If you’ve recently started a book club, you may be scratching your head wondering what book you should start with. Depending on the people who are in your book club, there are a few selections that are considered “big hits” in the book club world. Here they are:
- The Guernsey Literary and Potato Peel Pie Society
This is a great choice, especially if your readers are mostly female. This is about a book club, set during WWII. Villagers come together to ration their food, share books, and support one another through the rough years. Great read, fun tie into the nature of a book club.
- The Shack
Is your book club part of a church or religious organization? Sticking to books that reflect your values may be a strong selling point to get more people involved. Check out The Shack, and discuss just how much you all love it. This is a great book for men and women, and would be a great way to start conversation.

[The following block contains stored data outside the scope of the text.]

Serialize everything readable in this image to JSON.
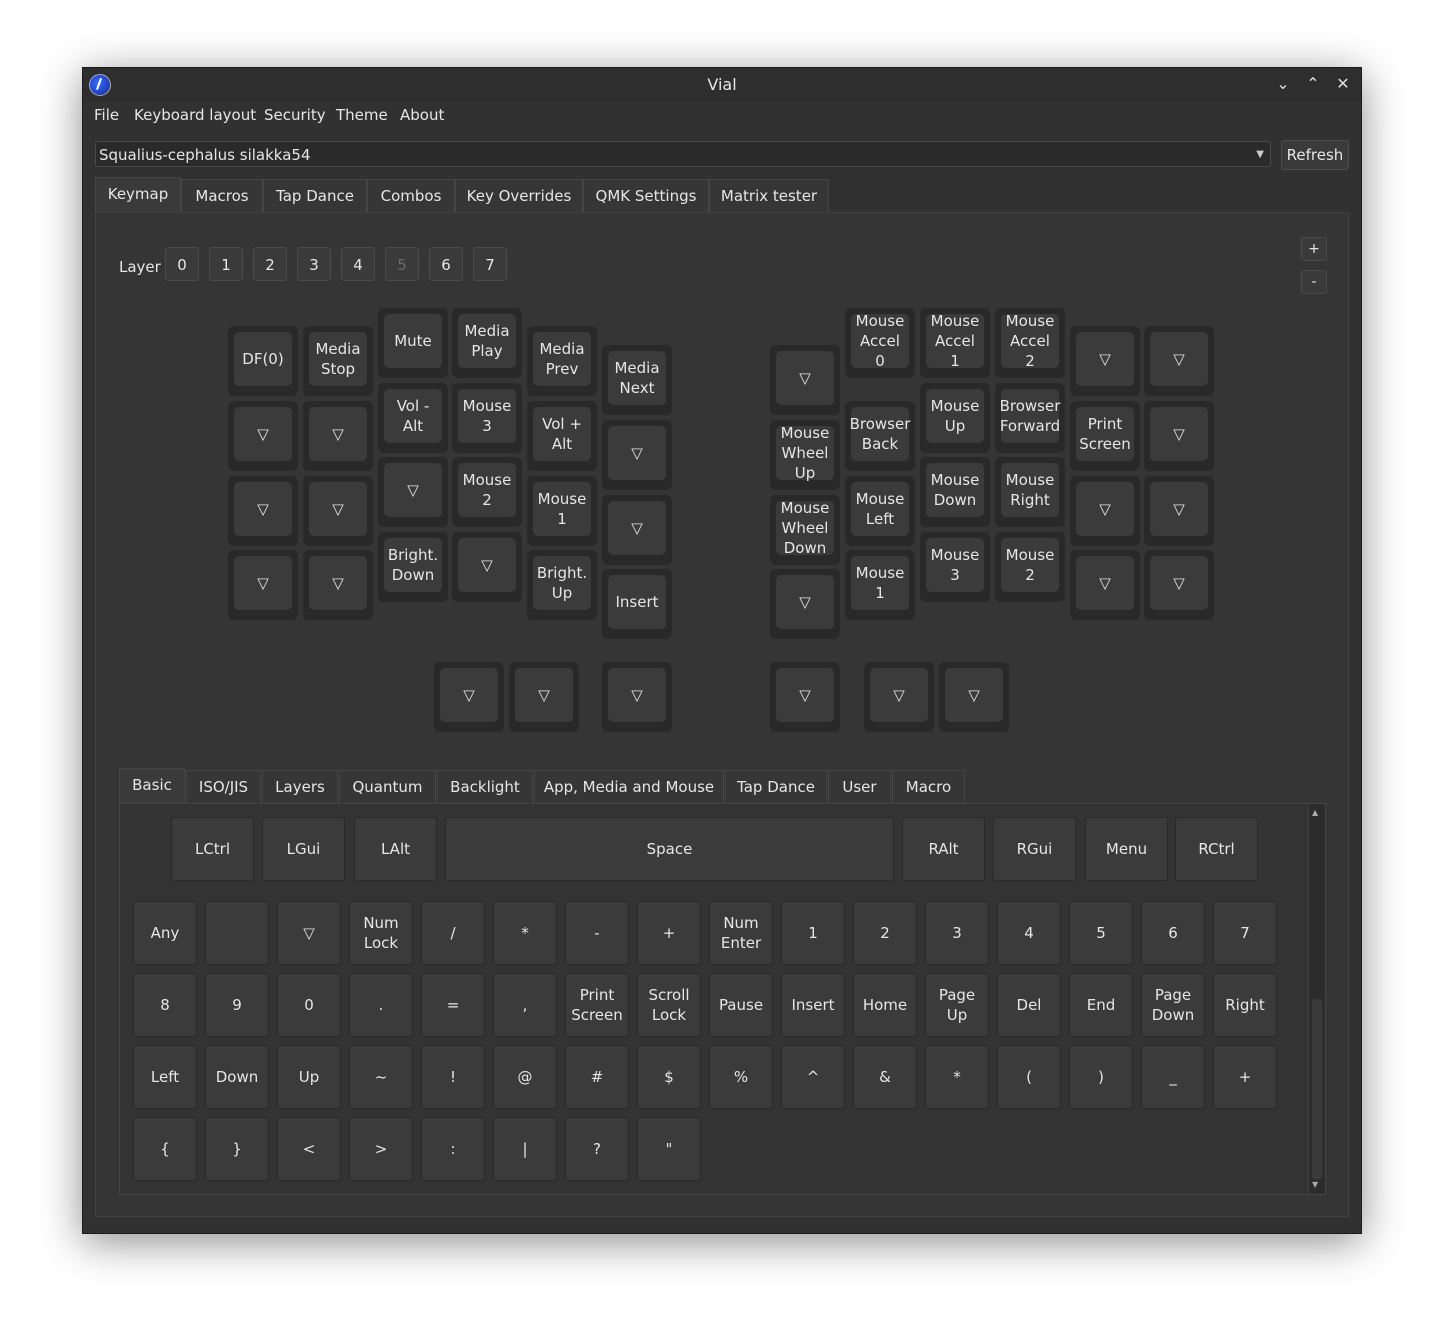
{
  "window": {
    "title": "Vial"
  },
  "menu": [
    "File",
    "Keyboard layout",
    "Security",
    "Theme",
    "About"
  ],
  "keyboard_selector": {
    "value": "Squalius-cephalus silakka54",
    "refresh_label": "Refresh"
  },
  "main_tabs": [
    "Keymap",
    "Macros",
    "Tap Dance",
    "Combos",
    "Key Overrides",
    "QMK Settings",
    "Matrix tester"
  ],
  "layer": {
    "label": "Layer",
    "buttons": [
      "0",
      "1",
      "2",
      "3",
      "4",
      "5",
      "6",
      "7"
    ],
    "plus": "+",
    "minus": "-"
  },
  "keymap_keys": [
    "DF(0)",
    "Media\nStop",
    "Mute",
    "Media\nPlay",
    "Media\nPrev",
    "Media\nNext",
    "▽",
    "▽",
    "Vol -\nAlt",
    "Mouse\n3",
    "Vol +\nAlt",
    "▽",
    "▽",
    "▽",
    "▽",
    "Mouse\n2",
    "Mouse\n1",
    "▽",
    "▽",
    "▽",
    "Bright.\nDown",
    "▽",
    "Bright.\nUp",
    "Insert",
    "▽",
    "Mouse\nAccel\n0",
    "Mouse\nAccel\n1",
    "Mouse\nAccel\n2",
    "▽",
    "▽",
    "Mouse\nWheel\nUp",
    "Browser\nBack",
    "Mouse\nUp",
    "Browser\nForward",
    "Print\nScreen",
    "▽",
    "Mouse\nWheel\nDown",
    "Mouse\nLeft",
    "Mouse\nDown",
    "Mouse\nRight",
    "▽",
    "▽",
    "▽",
    "Mouse\n1",
    "Mouse\n3",
    "Mouse\n2",
    "▽",
    "▽",
    "▽",
    "▽",
    "▽",
    "▽",
    "▽",
    "▽"
  ],
  "picker_tabs": [
    "Basic",
    "ISO/JIS",
    "Layers",
    "Quantum",
    "Backlight",
    "App, Media and Mouse",
    "Tap Dance",
    "User",
    "Macro"
  ],
  "picker_row_bottom": [
    "LCtrl",
    "LGui",
    "LAlt",
    "Space",
    "RAlt",
    "RGui",
    "Menu",
    "RCtrl"
  ],
  "picker_keys": [
    "Any",
    "",
    "▽",
    "Num\nLock",
    "/",
    "*",
    "-",
    "+",
    "Num\nEnter",
    "1",
    "2",
    "3",
    "4",
    "5",
    "6",
    "7",
    "8",
    "9",
    "0",
    ".",
    "=",
    ",",
    "Print\nScreen",
    "Scroll\nLock",
    "Pause",
    "Insert",
    "Home",
    "Page\nUp",
    "Del",
    "End",
    "Page\nDown",
    "Right",
    "Left",
    "Down",
    "Up",
    "~",
    "!",
    "@",
    "#",
    "$",
    "%",
    "^",
    "&",
    "*",
    "(",
    ")",
    "_",
    "+",
    "{",
    "}",
    "<",
    ">",
    ":",
    "|",
    "?",
    "\""
  ],
  "icons": {
    "app": "vial-app-icon",
    "minimize": "chevron-down-icon",
    "maximize": "chevron-up-icon",
    "close": "close-icon"
  }
}
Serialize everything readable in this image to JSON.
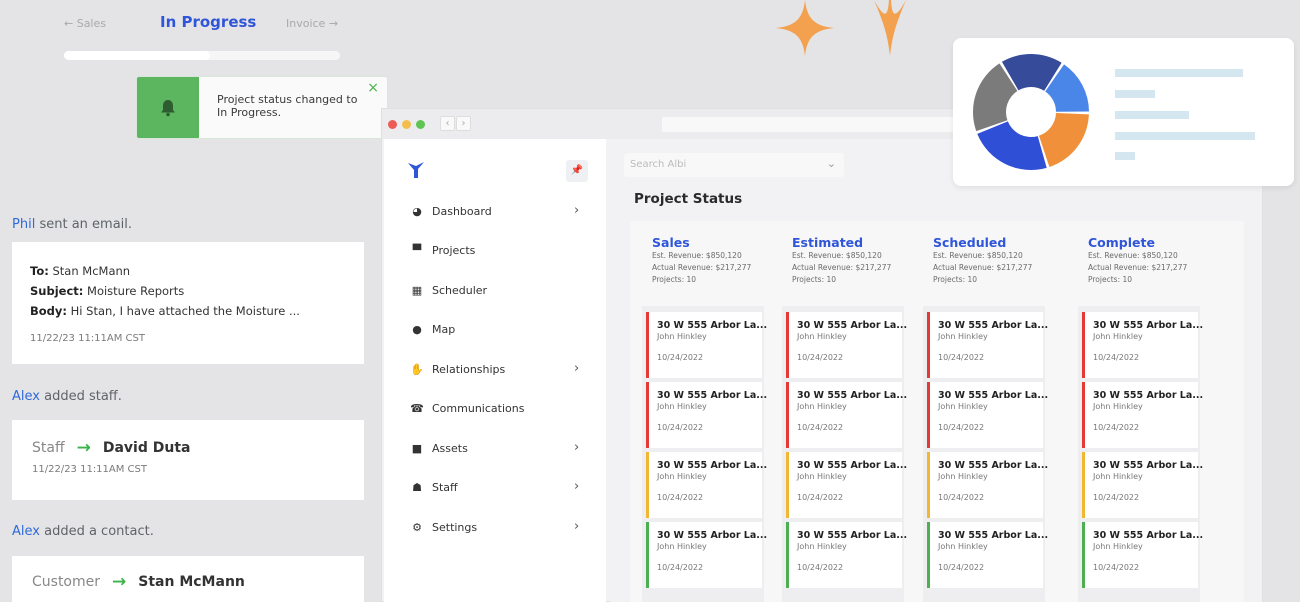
{
  "steps": {
    "prev_label": "← Sales",
    "current_label": "In Progress",
    "next_label": "Invoice →",
    "progress_fraction": 0.53
  },
  "toast": {
    "message": "Project status changed to In Progress.",
    "close_symbol": "×",
    "icon": "bell-icon"
  },
  "activity": {
    "email": {
      "actor": "Phil",
      "action": "sent an email.",
      "to_label": "To:",
      "to_value": "Stan McMann",
      "subject_label": "Subject:",
      "subject_value": "Moisture Reports",
      "body_label": "Body:",
      "body_value": "Hi Stan, I have attached the Moisture ...",
      "timestamp": "11/22/23 11:11AM CST"
    },
    "staff": {
      "actor": "Alex",
      "action": "added staff.",
      "from": "Staff",
      "to": "David Duta",
      "timestamp": "11/22/23 11:11AM CST"
    },
    "contact": {
      "actor": "Alex",
      "action": "added a contact.",
      "from": "Customer",
      "to": "Stan McMann"
    }
  },
  "app": {
    "sidebar": {
      "pin_symbol": "📌",
      "items": [
        {
          "label": "Dashboard",
          "icon": "palette-icon",
          "chevron": true
        },
        {
          "label": "Projects",
          "icon": "briefcase-icon",
          "chevron": false
        },
        {
          "label": "Scheduler",
          "icon": "calendar-icon",
          "chevron": false
        },
        {
          "label": "Map",
          "icon": "map-pin-icon",
          "chevron": false
        },
        {
          "label": "Relationships",
          "icon": "handshake-icon",
          "chevron": true
        },
        {
          "label": "Communications",
          "icon": "phone-icon",
          "chevron": false
        },
        {
          "label": "Assets",
          "icon": "truck-icon",
          "chevron": true
        },
        {
          "label": "Staff",
          "icon": "users-icon",
          "chevron": true
        },
        {
          "label": "Settings",
          "icon": "gear-icon",
          "chevron": true
        }
      ]
    },
    "search": {
      "placeholder": "Search Albi"
    },
    "page_title": "Project Status",
    "columns": [
      {
        "title": "Sales",
        "est_revenue": "Est. Revenue: $850,120",
        "actual_revenue": "Actual Revenue: $217,277",
        "projects": "Projects: 10"
      },
      {
        "title": "Estimated",
        "est_revenue": "Est. Revenue: $850,120",
        "actual_revenue": "Actual Revenue: $217,277",
        "projects": "Projects: 10"
      },
      {
        "title": "Scheduled",
        "est_revenue": "Est. Revenue: $850,120",
        "actual_revenue": "Actual Revenue: $217,277",
        "projects": "Projects: 10"
      },
      {
        "title": "Complete",
        "est_revenue": "Est. Revenue: $850,120",
        "actual_revenue": "Actual Revenue: $217,277",
        "projects": "Projects: 10"
      }
    ],
    "cards": [
      {
        "address": "30 W 555 Arbor La...",
        "owner": "John Hinkley",
        "date": "10/24/2022",
        "status_color": "#e53935"
      },
      {
        "address": "30 W 555 Arbor La...",
        "owner": "John Hinkley",
        "date": "10/24/2022",
        "status_color": "#e53935"
      },
      {
        "address": "30 W 555 Arbor La...",
        "owner": "John Hinkley",
        "date": "10/24/2022",
        "status_color": "#f2b632"
      },
      {
        "address": "30 W 555 Arbor La...",
        "owner": "John Hinkley",
        "date": "10/24/2022",
        "status_color": "#4caf50"
      }
    ]
  },
  "donut_widget": {
    "segments": [
      {
        "name": "navy",
        "color": "#364b9a",
        "fraction": 0.18
      },
      {
        "name": "blue",
        "color": "#4a86e8",
        "fraction": 0.16
      },
      {
        "name": "orange",
        "color": "#f0903a",
        "fraction": 0.2
      },
      {
        "name": "royal",
        "color": "#2f4fd6",
        "fraction": 0.24
      },
      {
        "name": "grey",
        "color": "#7b7b7b",
        "fraction": 0.22
      }
    ]
  },
  "colors": {
    "accent_blue": "#2f56d9",
    "success_green": "#5cb55f",
    "sparkle_orange": "#f3a14e"
  }
}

- The Art of Racing in the Rain
Did you meet some of your book club members at the dog park? Do you all have fur children? This is the best book since Marley and Me for people who love animals. Yes, bring tissues, but also enjoy a very unique and loving story that will be great to discuss while your dogs romp around in the background.
- The Book Thief
This book is universal, whether young, middle-aged, old, man or woman. This is also a great book if you want to have a “family book club” that allows parents and school-aged children to discuss books together. Set in WWII, it opens the dialogue about a lot of things, including loss, the Holocaust, and death itself. Such a great book.
The Curious Incident of the Dog in the Night
If you’re hoping to draw more young teens and male readers into your book club, start with a book like this. About a young autistic boy who tries to solve the death of a neighbor’s dog, it is unique, incredibly visual, and an impressive read.
- To Kill a Mockingbird
Even if people have read this before, talking about it in book club just brings about a different perspective. Stick to the classics for the first session, if you want, and discuss the themes that are thick in this Harper Lee classic. There are also tons of book club discussion guides online for this book, if you’re wondering where to start the conversation.
- Three Cups of Tea: One Man’s Mission to Promote Peace… One School at a Time
If you’re hoping to start a book club that is rife with cultural and worldly lessons, this is a great place to start. Don’t stick to the traditional, white suburban literature. Expand your horizons. Use this book to discuss the perils in the Middle East, and the need to improve education (especially for females) in such a restrictive culture.